Case two introduction
A single cavitating lesion does not always mean lung cancer. In a separate case, a female patient in her 60s presented with a history of cough and fever, along with imaging that showed a cavitating lesion in the right lung. Have a look at the X-Ray below:
PA Chest X-Ray
Case two findings and workup
The X-ray revealed a cavitating lesion surrounded by consolidation. How do we know this is consolidation? Look for air bronchograms: small, round lucencies within the opacity, a hallmark of consolidation.
There are air bronchograms surrounding the cavitating lesion suggesting the presence of consolidation.
Unlike the previous case, there was no rib destruction. However, there was increased density within the right paratracheal region and an enlarged azygos contour.
This points towards right sided paratracheal lymph node enlargement. Bulky lymph nodes can point more towards cancer however mild node enlargement can be seen in both infections and cancer.
Look at the right paratracheal region: we have loss of the right paratracheal stripe and there is increased density in this region suggesting nodal enlargement.
A CT scan provided further clarity:
- The lesion’s wall thickness was measured at less than 2 cm.
- Surrounding ground-glass opacity and consolidation were noted.
- The right paratracheal lymph node enlargement seen on X-ray was confirmed.
The wall of the cavitating lesion measures at less than 2 cm and there is surrounding consolidation and groundglass opacity.
Studies, such as one published by Nin et al. in Clinical Radiology (2016), offer some helpful pointers to distinguish between infection and malignancy in these cases:
- Wall thickness:
- Lesions with walls thicker than 2.4 cm were more likely to be malignant.
- Walls thinner than 7 mm were more likely to represent benign causes.
- Look for consolidation and centrilobular nodules:
- Features like consolidation or centrilobular nodules are more indicative of infection.
In this case, the wall thickness was less than 2.4 cm so we cannot say this is more likely cancer. The surrounding consolidation reinforced the likelihood of a benign cause.
To add to the evidence, the patient had raised inflammatory markers and symptoms of cough and fever.

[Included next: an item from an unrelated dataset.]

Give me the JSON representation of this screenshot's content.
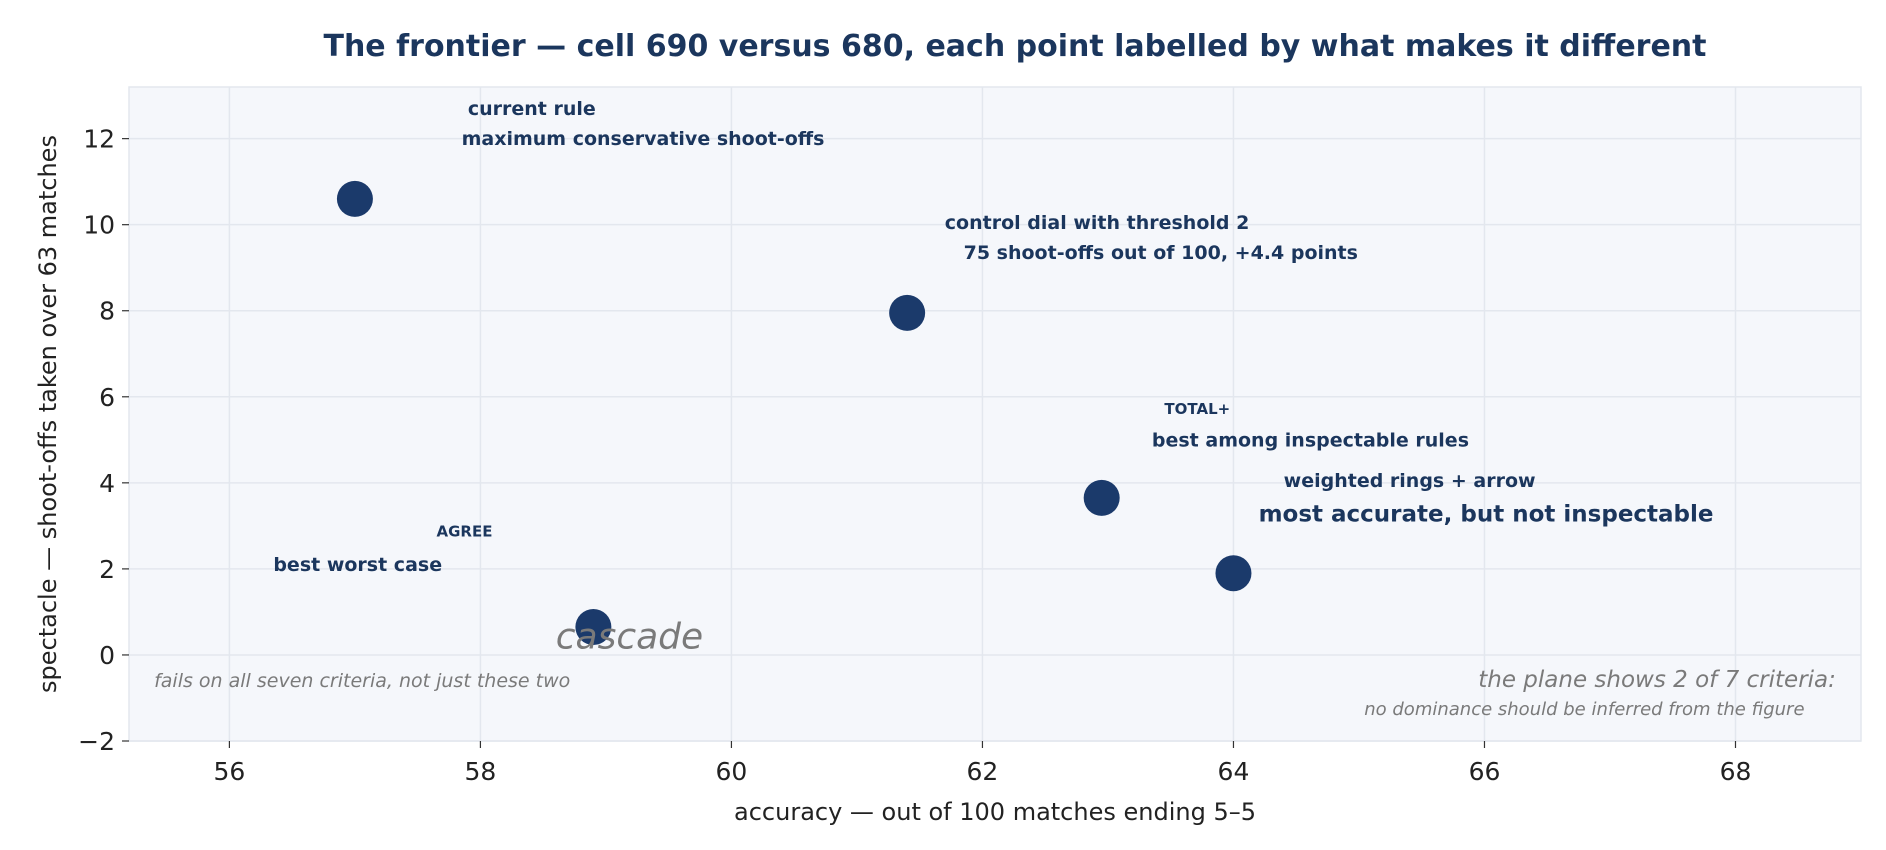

These pointed strongly toward an infective cause rather than malignancy.
The patient was treated with antibiotics, and a follow-up X-ray showed complete resolution of the lesion, confirming an infective etiology.
Follow up chest X-Ray at 2 months shows resolution of the right sided cavitating lesion.
Learning points
1. Wall Thickness and Surrounding Features Offer Clues
- Thick walls (>2.4 cm): Think malignancy.
- Thin walls (<7 mm) with consolidation or nodules: Point to infection.
2. Leverage the Clinical Picture
- Infection: Look for fever, cough, elevated inflammatory markers, and resolution after treatment.
- Cancer: Look for systemic signs like weight loss and rib destruction.
3. Imaging Follow-Up and Biopsy
If the lesion is suspicious for malignancy, it is wise to proceed with PET-CT with a view to CT guided biopsy to confirm the diagnosis. If infection is more likely, follow-up imaging can often provide reassurance. Sputum/blood culture and even bronchoscopy can help prove the presence of a causative organism.
If there is persistence of the lesion on follow up imaging with no improvement in the cavitating lesion at that point PET-CT and biopsy can be considered.